31. Juli (LPAC) — Plötzlich ist in Deutschland in den Medien und in der Öffentlichkeit ein Aufschrei über angebliche Lieferungsprobleme in der Milchindustrie ausgebrochen. Der Konsument soll nun für Milchprodukte 40 bis 50 Prozent mehr zahlen, eine Erhöhung, die in den kommenden Tagen stattfinden soll. Als Hauptursache für die drastischen Preiserhöhungen gilt offiziell einen Anstieg des Verbrauchs der "Esser in China und Indien". Dies entspricht genau dem Propagandamuster der Monetaristen, die China, Indien und Rußland für jegliche auftretenden Probleme die Schuld zuschieben, um davon abzulenken, daß das gesamte Finanzsystem kollabiert ist.
Auch auf die Spekulation mit Biotreibstoffen wird nicht hingewiesen, von der insbesondere Sojabohnen und Mais stark betroffen sind; Sojabohnen und die daraus gewonnene Milch werden in vielen Nahrungsmittelprodukten angewandt. Auch wird kein Wort über das Quotensystem für die Milchproduktion von der EU verloren, das in Europa für ein niedriges Produktionsniveau sorgt. Deutsche Bauern haben monatelang eine Kampagne für ein Ende des Quotensystems und höhere Preise für die Erzeuger durch geführt, aber sich die EU Kommission weigert sich, die Quoten anzuheben.
Die Absurdität der Landwirtschaftspolitik der EU bzw. des anglo-holländischen Systems läßt sich daran erkennen, daß die Bauern tatsächlich mehr an der Herstellung subventionierter Biokraftstoffe verdienen als an der Nahrungsmittelproduktion. Ferner werden die Preiserhöhungen den Nahrungsmittelketten am meisten nützen und nicht den erzeugenden Bauern. Dazu kommt noch, daß die EU selbst eine offensive Ausfuhrpolitik für Nahrungsmittel finanziert. Das zeigt, daß man weder den "Chinesen" noch den "Indern" irgendeine Schuld zuweisen kann.

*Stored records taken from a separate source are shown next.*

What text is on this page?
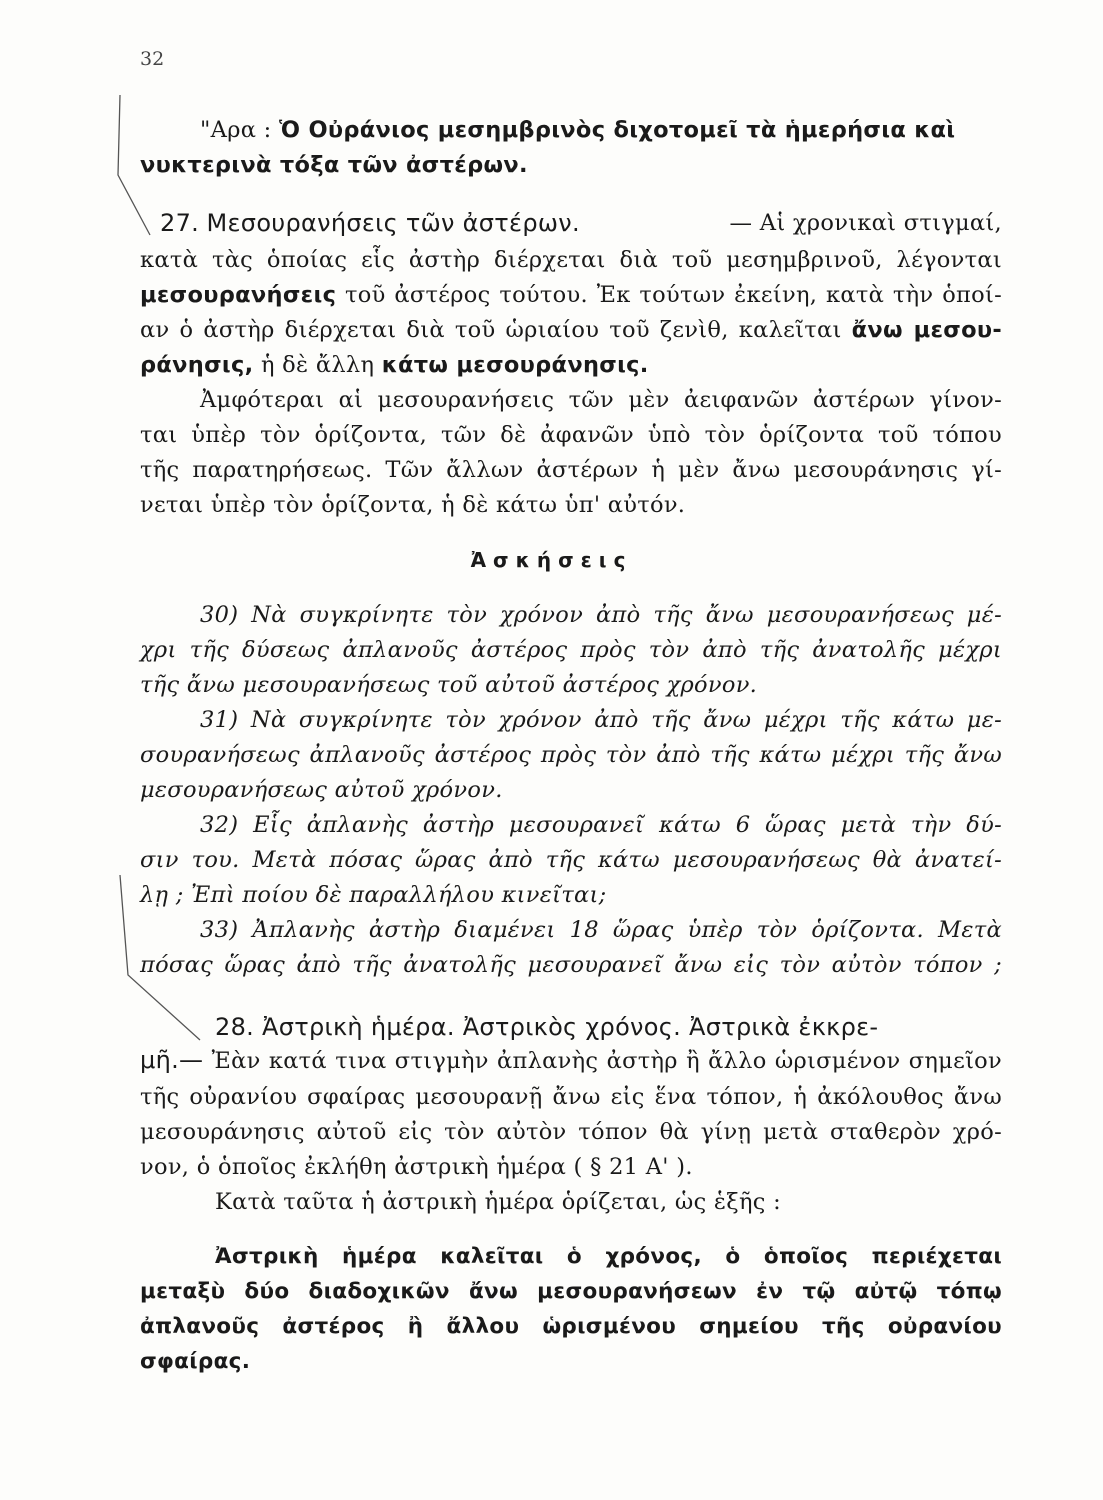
32
"Αρα : Ὁ Οὐράνιος μεσημβρινὸς διχοτομεῖ τὰ ἡμερήσια καὶ
νυκτερινὰ τόξα τῶν ἀστέρων.
27. Μεσουρανήσεις τῶν ἀστέρων.	— Αἱ χρονικαὶ στιγμαί,
κατὰ τὰς ὁποίας εἷς ἀστὴρ διέρχεται διὰ τοῦ μεσημβρινοῦ, λέγονται
μεσουρανήσεις τοῦ ἀστέρος τούτου. Ἐκ τούτων ἐκείνη, κατὰ τὴν ὁποί-
αν ὁ ἀστὴρ διέρχεται διὰ τοῦ ὡριαίου τοῦ ζενὶθ, καλεῖται ἄνω μεσου-
ράνησις, ἡ δὲ ἄλλη κάτω μεσουράνησις.
Ἀμφότεραι αἱ μεσουρανήσεις τῶν μὲν ἀειφανῶν ἀστέρων γίνον-
ται ὑπὲρ τὸν ὁρίζοντα, τῶν δὲ ἀφανῶν ὑπὸ τὸν ὁρίζοντα τοῦ τόπου
τῆς παρατηρήσεως. Τῶν ἄλλων ἀστέρων ἡ μὲν ἄνω μεσουράνησις γί-
νεται ὑπὲρ τὸν ὁρίζοντα, ἡ δὲ κάτω ὑπ' αὐτόν.
Ἀσκήσεις
30) Νὰ συγκρίνητε τὸν χρόνον ἀπὸ τῆς ἄνω μεσουρανήσεως μέ-
χρι τῆς δύσεως ἀπλανοῦς ἀστέρος πρὸς τὸν ἀπὸ τῆς ἀνατολῆς μέχρι
τῆς ἄνω μεσουρανήσεως τοῦ αὐτοῦ ἀστέρος χρόνον.
31) Νὰ συγκρίνητε τὸν χρόνον ἀπὸ τῆς ἄνω μέχρι τῆς κάτω με-
σουρανήσεως ἀπλανοῦς ἀστέρος πρὸς τὸν ἀπὸ τῆς κάτω μέχρι τῆς ἄνω
μεσουρανήσεως αὐτοῦ χρόνον.
32) Εἷς ἀπλανὴς ἀστὴρ μεσουρανεῖ κάτω 6 ὥρας μετὰ τὴν δύ-
σιν του. Μετὰ πόσας ὥρας ἀπὸ τῆς κάτω μεσουρανήσεως θὰ ἀνατεί-
λῃ ; Ἐπὶ ποίου δὲ παραλλήλου κινεῖται;
33) Ἀπλανὴς ἀστὴρ διαμένει 18 ὥρας ὑπὲρ τὸν ὁρίζοντα. Μετὰ
πόσας ὥρας ἀπὸ τῆς ἀνατολῆς μεσουρανεῖ ἄνω εἰς τὸν αὐτὸν τόπον ;
28. Ἀστρικὴ ἡμέρα. Ἀστρικὸς χρόνος. Ἀστρικὰ ἐκκρε-
μῆ.— Ἐὰν κατά τινα στιγμὴν ἀπλανὴς ἀστὴρ ἢ ἄλλο ὡρισμένον σημεῖον
τῆς οὐρανίου σφαίρας μεσουρανῇ ἄνω εἰς ἕνα τόπον, ἡ ἀκόλουθος ἄνω
μεσουράνησις αὐτοῦ εἰς τὸν αὐτὸν τόπον θὰ γίνῃ μετὰ σταθερὸν χρό-
νον, ὁ ὁποῖος ἐκλήθη ἀστρικὴ ἡμέρα ( § 21 Α' ).
Κατὰ ταῦτα ἡ ἀστρικὴ ἡμέρα ὁρίζεται, ὡς ἑξῆς :
Ἀστρικὴ ἡμέρα καλεῖται ὁ χρόνος, ὁ ὁποῖος περιέχεται
μεταξὺ δύο διαδοχικῶν ἄνω μεσουρανήσεων ἐν τῷ αὐτῷ τόπῳ
ἀπλανοῦς ἀστέρος ἢ ἄλλου ὡρισμένου σημείου τῆς οὐρανίου
σφαίρας.
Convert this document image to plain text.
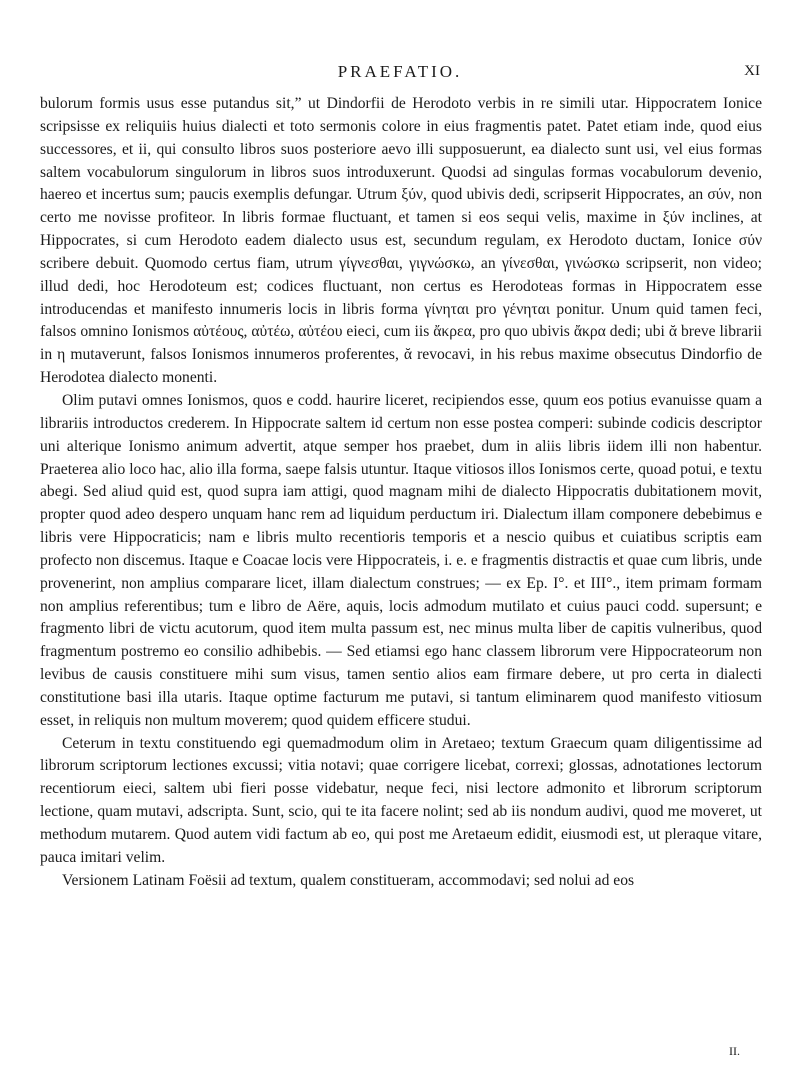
PRAEFATIO.	XI

bulorum formis usus esse putandus sit,” ut Dindorfii de Herodoto verbis in re simili utar. Hippocratem Ionice scripsisse ex reliquiis huius dialecti et toto sermonis colore in eius fragmentis patet. Patet etiam inde, quod eius successores, et ii, qui consulto libros suos posteriore aevo illi supposuerunt, ea dialecto sunt usi, vel eius formas saltem vocabulorum singulorum in libros suos introduxerunt. Quodsi ad singulas formas vocabulorum devenio, haereo et incertus sum; paucis exemplis defungar. Utrum ξύν, quod ubivis dedi, scripserit Hippocrates, an σύν, non certo me novisse profiteor. In libris formae fluctuant, et tamen si eos sequi velis, maxime in ξύν inclines, at Hippocrates, si cum Herodoto eadem dialecto usus est, secundum regulam, ex Herodoto ductam, Ionice σύν scribere debuit. Quomodo certus fiam, utrum γίγνεσθαι, γιγνώσκω, an γίνεσθαι, γινώσκω scripserit, non video; illud dedi, hoc Herodoteum est; codices fluctuant, non certus es Herodoteas formas in Hippocratem esse introducendas et manifesto innumeris locis in libris forma γίνηται pro γένηται ponitur. Unum quid tamen feci, falsos omnino Ionismos αὐτέους, αὐτέω, αὐτέου eieci, cum iis ἄκρεα, pro quo ubivis ἄκρα dedi; ubi ᾰ breve librarii in η mutaverunt, falsos Ionismos innumeros proferentes, ᾰ revocavi, in his rebus maxime obsecutus Dindorfio de Herodotea dialecto monenti.

Olim putavi omnes Ionismos, quos e codd. haurire liceret, recipiendos esse, quum eos potius evanuisse quam a librariis introductos crederem. In Hippocrate saltem id certum non esse postea comperi: subinde codicis descriptor uni alterique Ionismo animum advertit, atque semper hos praebet, dum in aliis libris iidem illi non habentur. Praeterea alio loco hac, alio illa forma, saepe falsis utuntur. Itaque vitiosos illos Ionismos certe, quoad potui, e textu abegi. Sed aliud quid est, quod supra iam attigi, quod magnam mihi de dialecto Hippocratis dubitationem movit, propter quod adeo despero unquam hanc rem ad liquidum perductum iri. Dialectum illam componere debebimus e libris vere Hippocraticis; nam e libris multo recentioris temporis et a nescio quibus et cuiatibus scriptis eam profecto non discemus. Itaque e Coacae locis vere Hippocrateis, i. e. e fragmentis distractis et quae cum libris, unde provenerint, non amplius comparare licet, illam dialectum construes; — ex Ep. I°. et III°., item primam formam non amplius referentibus; tum e libro de Aëre, aquis, locis admodum mutilato et cuius pauci codd. supersunt; e fragmento libri de victu acutorum, quod item multa passum est, nec minus multa liber de capitis vulneribus, quod fragmentum postremo eo consilio adhibebis. — Sed etiamsi ego hanc classem librorum vere Hippocrateorum non levibus de causis constituere mihi sum visus, tamen sentio alios eam firmare debere, ut pro certa in dialecti constitutione basi illa utaris. Itaque optime facturum me putavi, si tantum eliminarem quod manifesto vitiosum esset, in reliquis non multum moverem; quod quidem efficere studui.

Ceterum in textu constituendo egi quemadmodum olim in Aretaeo; textum Graecum quam diligentissime ad librorum scriptorum lectiones excussi; vitia notavi; quae corrigere licebat, correxi; glossas, adnotationes lectorum recentiorum eieci, saltem ubi fieri posse videbatur, neque feci, nisi lectore admonito et librorum scriptorum lectione, quam mutavi, adscripta. Sunt, scio, qui te ita facere nolint; sed ab iis nondum audivi, quod me moveret, ut methodum mutarem. Quod autem vidi factum ab eo, qui post me Aretaeum edidit, eiusmodi est, ut pleraque vitare, pauca imitari velim.

Versionem Latinam Foësii ad textum, qualem constitueram, accommodavi; sed nolui ad eos

II.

Gleichzeitig wird mit Preiserhöhungen für andere Grundnahrungsmittel wie Brot und Kartoffeln gedroht. Die Dynamik der durch Spekulationen angetriebenen Preiserhöhungen für Grundnahrungsmittel in Deutschland läuft parallel zu Ähnlichem in Italien, wo z.B. die Preise für Pasta und andere Getreideprodukte ansteigen.